The main idea I took from the previously posted quotes is that a person doesn’t have to be married or even in a “romantic” type of relationship to experience life-giving relationships. This is because marriage/romance isn’t the ultimate relationship, and because people can have deep, life-giving friendships. These ideas seemed really good to me; they seemed to make sense and to fit.
Personally, once these ideas sunk in, it felt like a weight had been lifted—it was great news. I hadn’t really been consciously aware of it, but I did have the notion that I wouldn’t really experience the kind of life-sharing relationship I desired until/unless I was married (or with the person whom I would eventually marry). Once pointed out, these ideas seem almost so obvious I wondered that I didn’t wholly see them before. Now, I know intellectually that marriage won’t fulfill every desire a person has.
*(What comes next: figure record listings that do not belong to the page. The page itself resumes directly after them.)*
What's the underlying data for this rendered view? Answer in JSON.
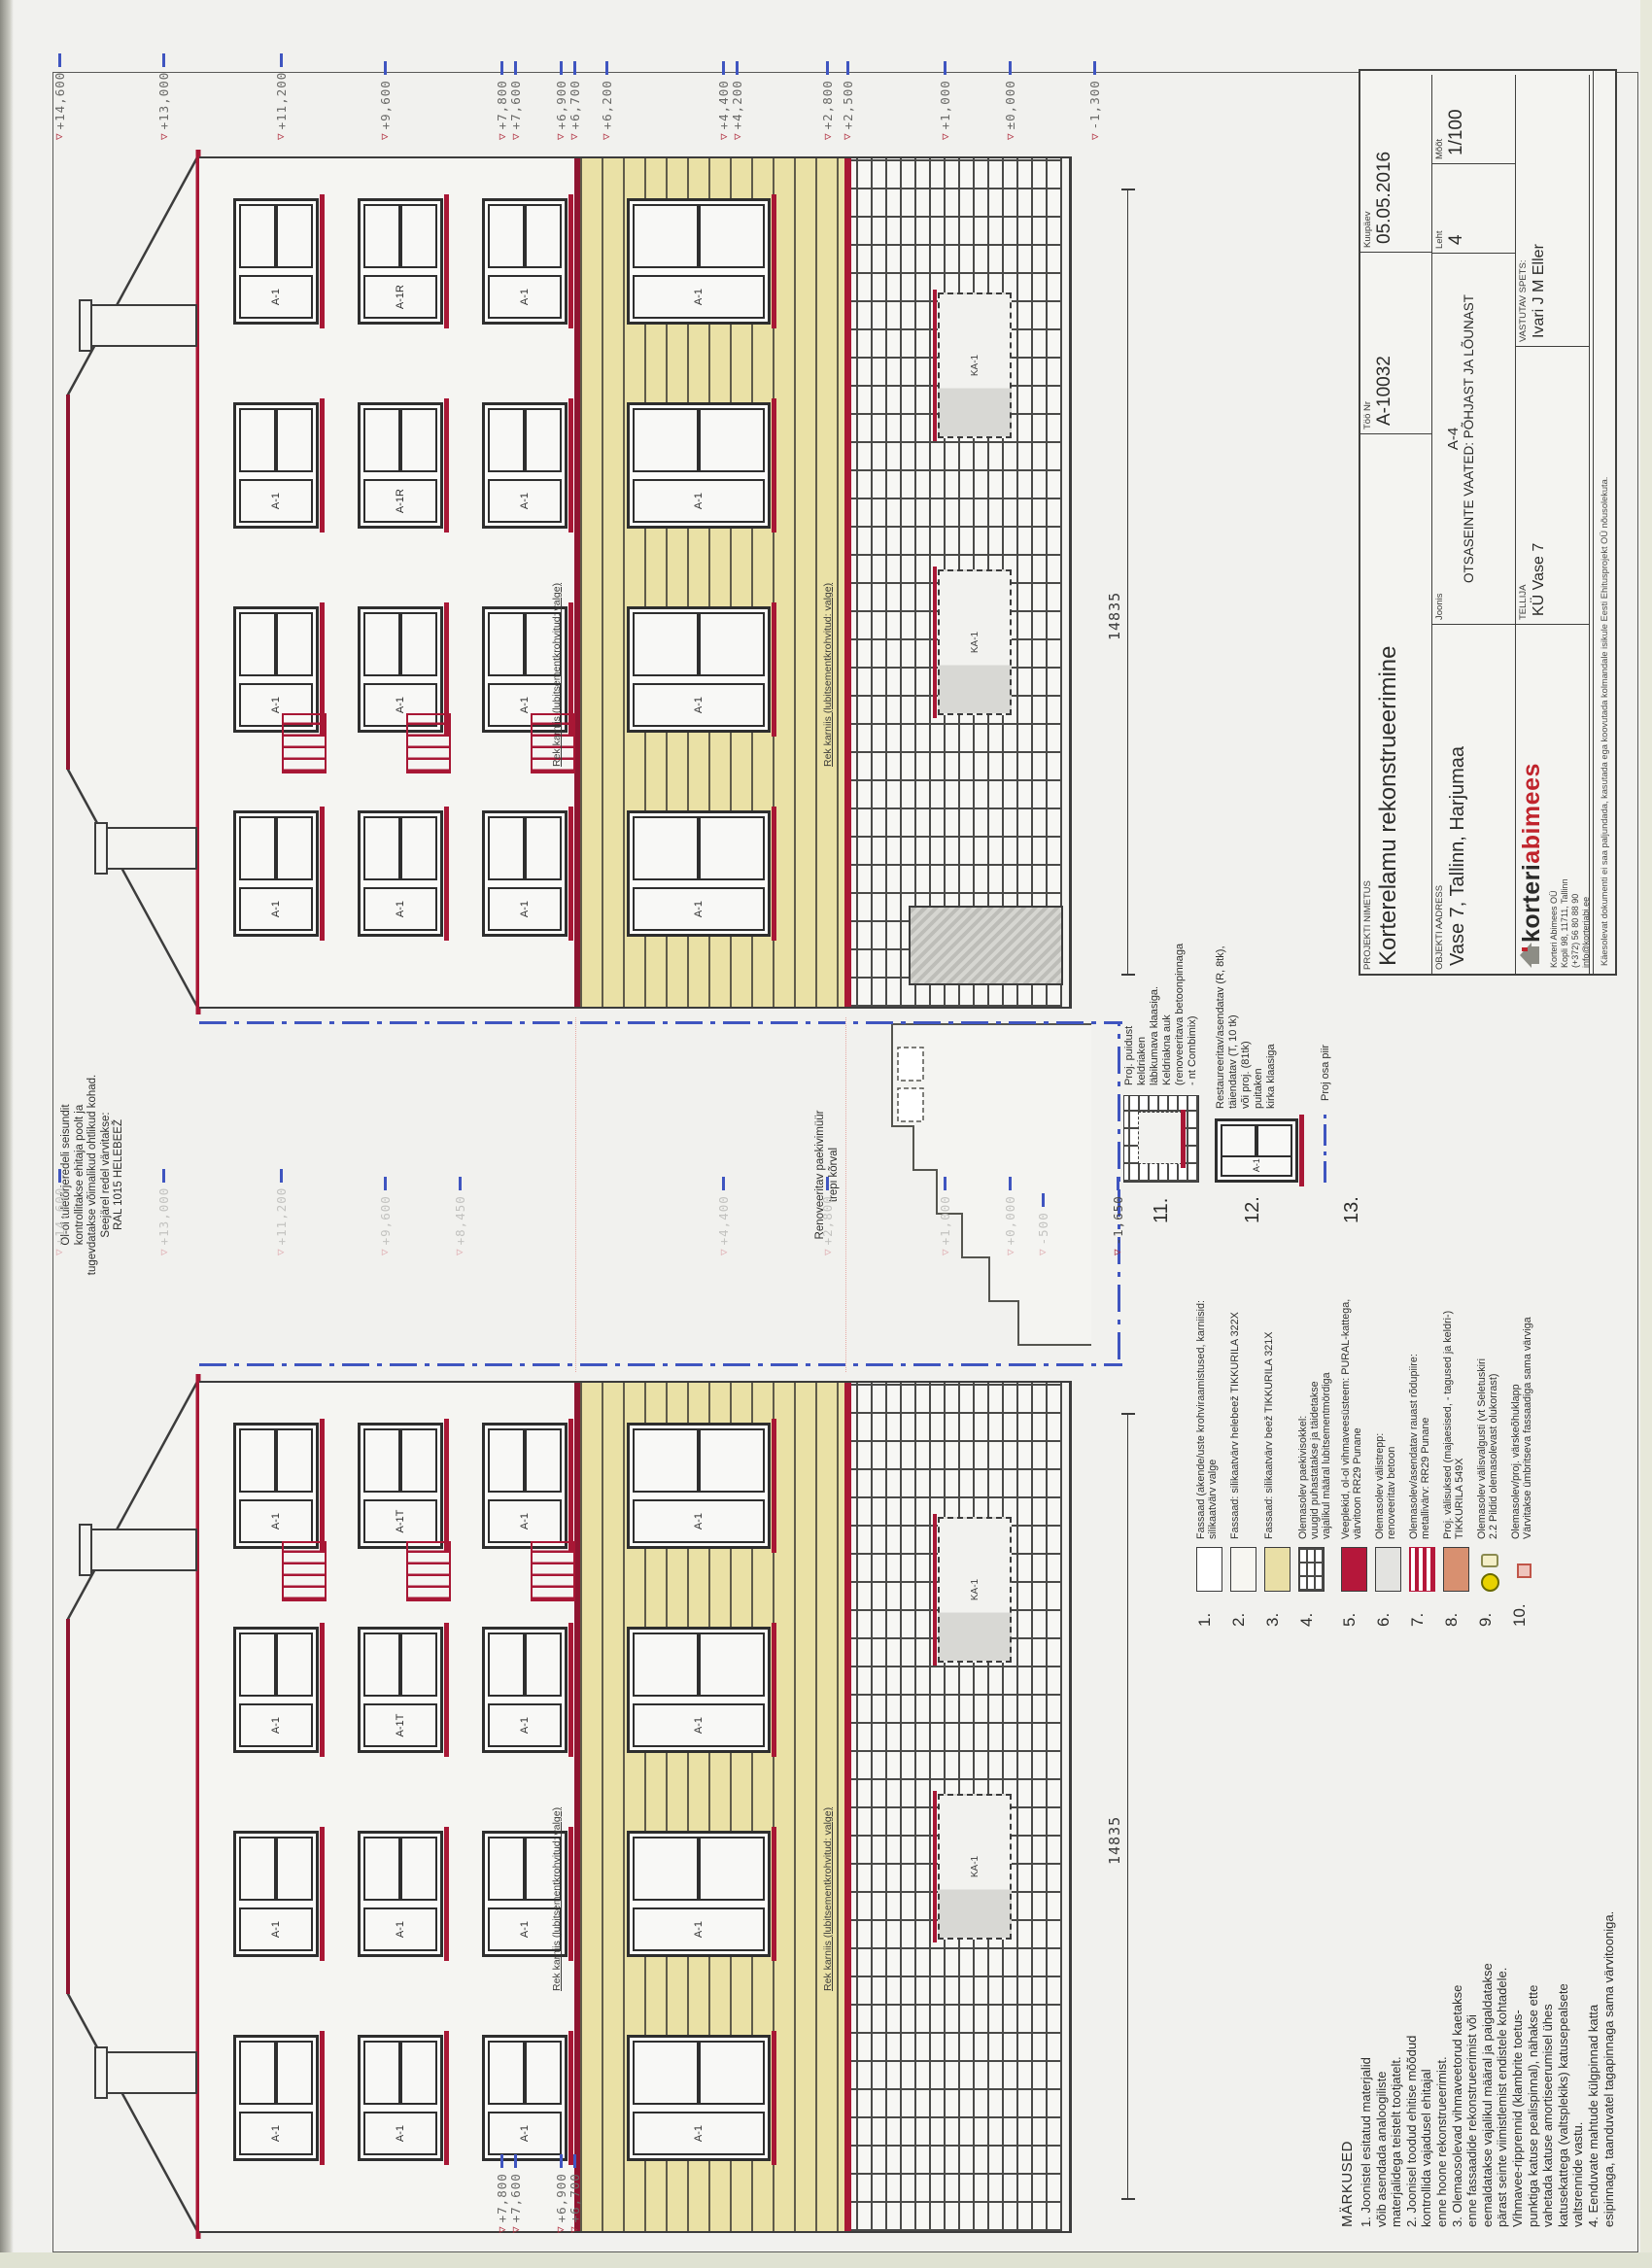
{
  "titleblock": {
    "work_no_label": "Töö Nr",
    "work_no": "A-10032",
    "date_label": "Kuupäev",
    "date": "05.05.2016",
    "sheet_label": "Leht",
    "sheet": "4",
    "scale_label": "Mõõt",
    "scale": "1/100",
    "project_label": "PROJEKTI NIMETUS",
    "project": "Korterelamu rekonstrueerimine",
    "address_label": "OBJEKTI AADRESS",
    "address": "Vase 7, Tallinn, Harjumaa",
    "drawing_label": "Joonis",
    "drawing_code": "A-4",
    "drawing_title": "OTSASEINTE VAATED: PÕHJAST JA LÕUNAST",
    "client_label": "TELLIJA",
    "client": "KÜ Vase 7",
    "spec_label": "VASTUTAV SPETS:",
    "spec": "Ivari J M Eller",
    "logo_black": "korteri",
    "logo_red": "abimees",
    "company_lines": [
      "Korteri Abimees OÜ",
      "Kopli 98, 11711, Tallinn",
      "(+372) 56 80 88 90",
      "info@korteriabi.ee",
      "Reg-kood: 12199567",
      "MTR Reg nr: EEP003218"
    ],
    "disclaimer": "Käesolevat dokumenti ei saa paljundada, kasutada ega koovutada kolmandale isikule Eesti Ehitusprojekt OÜ nõusolekuta."
  },
  "notes": {
    "title": "MÄRKUSED",
    "lines": [
      "1. Joonistel esitatud materjalid",
      "võib asendada analoogiliste",
      "materjalidega teistelt tootjatelt.",
      "2. Joonisel toodud ehitise mõõdud",
      "kontrollida vajadusel ehitajal",
      "enne hoone rekonstrueerimist.",
      "3. Olemaosolevad vihmaveetorud kaetakse",
      "enne fassaadide rekonstrueerimist või",
      "eemaldatakse vajalikul määral ja paigaldatakse",
      "pärast seinte viimistlemist endistele kohtadele.",
      "Vihmavee-ripprennid (klambrite toetus-",
      "punktiga katuse pealispinnal), nähakse ette",
      "vahetada katuse amortiseerumisel ühes",
      "katusekattega (valtsplekiks) katusepealsete",
      "valtsrennide vastu.",
      "4. Eenduvate mahtude külgpinnad katta",
      "esipinnaga, taanduvatel tagapinnaga sama värvitooniga."
    ]
  },
  "ladder_note": {
    "lines": [
      "Ol-ol tuletõrjeredeli seisundit",
      "kontrollitakse ehitaja poolt ja",
      "tugevdatakse võimalikud ohtlikud kohad.",
      "Seejärel redel värvitakse:",
      "RAL 1015 HELEBEEŽ"
    ]
  },
  "legend": [
    {
      "no": "1.",
      "swatch": {
        "type": "color",
        "color": "#ffffff"
      },
      "lines": [
        "Fassaad (akende/uste krohviraamistused, karniisid:",
        "silikaatvärv valge"
      ]
    },
    {
      "no": "2.",
      "swatch": {
        "type": "color",
        "color": "#f7f6f1"
      },
      "lines": [
        "Fassaad: silikaatvärv helebeež TIKKURILA 322X"
      ]
    },
    {
      "no": "3.",
      "swatch": {
        "type": "color",
        "color": "#e9dfa6"
      },
      "lines": [
        "Fassaad: silikaatvärv beež TIKKURILA 321X"
      ]
    },
    {
      "no": "4.",
      "swatch": {
        "type": "brick"
      },
      "lines": [
        "Olemasolev paekivisokkel:",
        "vuugid puhastatakse ja täidetakse",
        "vajalikul määral lubitsementmördiga"
      ]
    },
    {
      "no": "5.",
      "swatch": {
        "type": "color",
        "color": "#b5173a"
      },
      "lines": [
        "Veeplekid, ol-ol vihmaveesüsteem: PURAL-kattega,",
        "värvitoon RR29 Punane"
      ]
    },
    {
      "no": "6.",
      "swatch": {
        "type": "color",
        "color": "#e3e3e0"
      },
      "lines": [
        "Olemasolev välistrepp:",
        "renoveeritav betoon"
      ]
    },
    {
      "no": "7.",
      "swatch": {
        "type": "stripes"
      },
      "lines": [
        "Olemasolev/asendatav rauast rõdupiire:",
        "metallivärv: RR29 Punane"
      ]
    },
    {
      "no": "8.",
      "swatch": {
        "type": "color",
        "color": "#d89070"
      },
      "lines": [
        "Proj. välisuksed (majaesised, - tagused ja keldri-)",
        "TIKKURILA 549X"
      ]
    },
    {
      "no": "9.",
      "swatch": {
        "type": "lamp"
      },
      "lines": [
        "Olemasolev välisvalgusti (vt Seletuskiri",
        "2.2 Pildid olemasolevast olukorrast)"
      ]
    },
    {
      "no": "10.",
      "swatch": {
        "type": "vent"
      },
      "lines": [
        "Olemasolev/proj. värskeõhuklapp",
        "Värvitakse ümbritseva fassaadiga sama värviga"
      ]
    }
  ],
  "legend_details": [
    {
      "no": "11.",
      "fig": "keldriaken-detail",
      "lines": [
        "Proj. puidust",
        "keldriaken",
        "läbikumava klaasiga.",
        "Keldriakna auk",
        "(renoveeritava betoonpinnaga",
        "- nt Combimix)"
      ]
    },
    {
      "no": "12.",
      "fig": "puitaken-detail",
      "window_label": "A-1",
      "lines": [
        "Restaureeritav/asendatav (R, 8tk),",
        "täiendatav (T, 10 tk)",
        "või proj. (81tk)",
        "puitaken",
        "kirka klaasiga"
      ]
    },
    {
      "no": "13.",
      "fig": "dashdot-line",
      "lines": [
        "Proj osa piir"
      ]
    }
  ],
  "labels": {
    "cornice": "Rek karniis (lubitsementkrohvitud: valge)",
    "railing": "Rek. / koopiaga asend. rõdupiire (RR29 Punane)",
    "paekivi": [
      "Renoveeritav paekivimüür",
      "trepi kõrval"
    ],
    "dimension": "14835",
    "basement_window": "KA-1"
  },
  "levels": {
    "right": [
      {
        "t": "+14,600",
        "v": 14600
      },
      {
        "t": "+13,000",
        "v": 13000
      },
      {
        "t": "+11,200",
        "v": 11200
      },
      {
        "t": "+9,600",
        "v": 9600
      },
      {
        "t": "+7,800",
        "v": 7800
      },
      {
        "t": "+7,600",
        "v": 7600
      },
      {
        "t": "+6,900",
        "v": 6900
      },
      {
        "t": "+6,700",
        "v": 6700
      },
      {
        "t": "+6,200",
        "v": 6200
      },
      {
        "t": "+4,400",
        "v": 4400
      },
      {
        "t": "+4,200",
        "v": 4200
      },
      {
        "t": "+2,800",
        "v": 2800
      },
      {
        "t": "+2,500",
        "v": 2500
      },
      {
        "t": "+1,000",
        "v": 1000
      },
      {
        "t": "±0,000",
        "v": 0
      },
      {
        "t": "-1,300",
        "v": -1300
      }
    ],
    "mid": [
      {
        "t": "+14,600",
        "v": 14600
      },
      {
        "t": "+13,000",
        "v": 13000
      },
      {
        "t": "+11,200",
        "v": 11200
      },
      {
        "t": "+9,600",
        "v": 9600
      },
      {
        "t": "+8,450",
        "v": 8450
      },
      {
        "t": "+4,400",
        "v": 4400
      },
      {
        "t": "+2,800",
        "v": 2800
      },
      {
        "t": "+1,000",
        "v": 1000
      },
      {
        "t": "+0,000",
        "v": 0
      },
      {
        "t": "-500",
        "v": -500
      },
      {
        "t": "-1,650",
        "v": -1650,
        "dark": true
      }
    ],
    "left_group": [
      {
        "t": "+7,800",
        "v": 7800
      },
      {
        "t": "+7,600",
        "v": 7600
      },
      {
        "t": "+6,900",
        "v": 6900
      },
      {
        "t": "+6,700",
        "v": 6700
      }
    ]
  },
  "elevations": {
    "left": {
      "name": "vaade-pohjast",
      "rows": [
        [
          "A-1",
          "A-1",
          "A-1",
          "A-1"
        ],
        [
          "A-1",
          "A-1",
          "A-1T",
          "A-1T"
        ],
        [
          "A-1",
          "A-1",
          "A-1",
          "A-1"
        ]
      ],
      "ground_row": [
        "A-1",
        "A-1",
        "A-1",
        "A-1"
      ],
      "basement": [
        "KA-1",
        "KA-1"
      ],
      "balcony_side": "right"
    },
    "right": {
      "name": "vaade-lounast",
      "rows": [
        [
          "A-1",
          "A-1",
          "A-1",
          "A-1"
        ],
        [
          "A-1",
          "A-1",
          "A-1R",
          "A-1R"
        ],
        [
          "A-1",
          "A-1",
          "A-1",
          "A-1"
        ]
      ],
      "ground_row": [
        "A-1",
        "A-1",
        "A-1",
        "A-1"
      ],
      "basement": [
        "KA-1",
        "KA-1"
      ],
      "balcony_side": "left"
    }
  },
  "colors": {
    "red": "#a81735",
    "dark_red": "#8f1430",
    "beige": "#eae1a6",
    "blue": "#3f55c0",
    "line": "#3c3c3c"
  }
}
But it’s easy to slip into feeling like your waiting for what you really desire, as I had.
A little while after this, due in part to personal experience, I began to think, “This all sounds good in theory, and it may well be right, but is it practical in our culture?” Along with this, I was continuing to try and digest these ideas, and determine what I thought of them. I at least saw some truth in them, so they were creating a paradigm shift in my mind. However the subject of friendships and relationships is a broad and complex one. So moving a few ideas requires considering the effects on a whole lot of other intertwined ones. So I’m still trying to sort out exactly where my new paradigm will settle.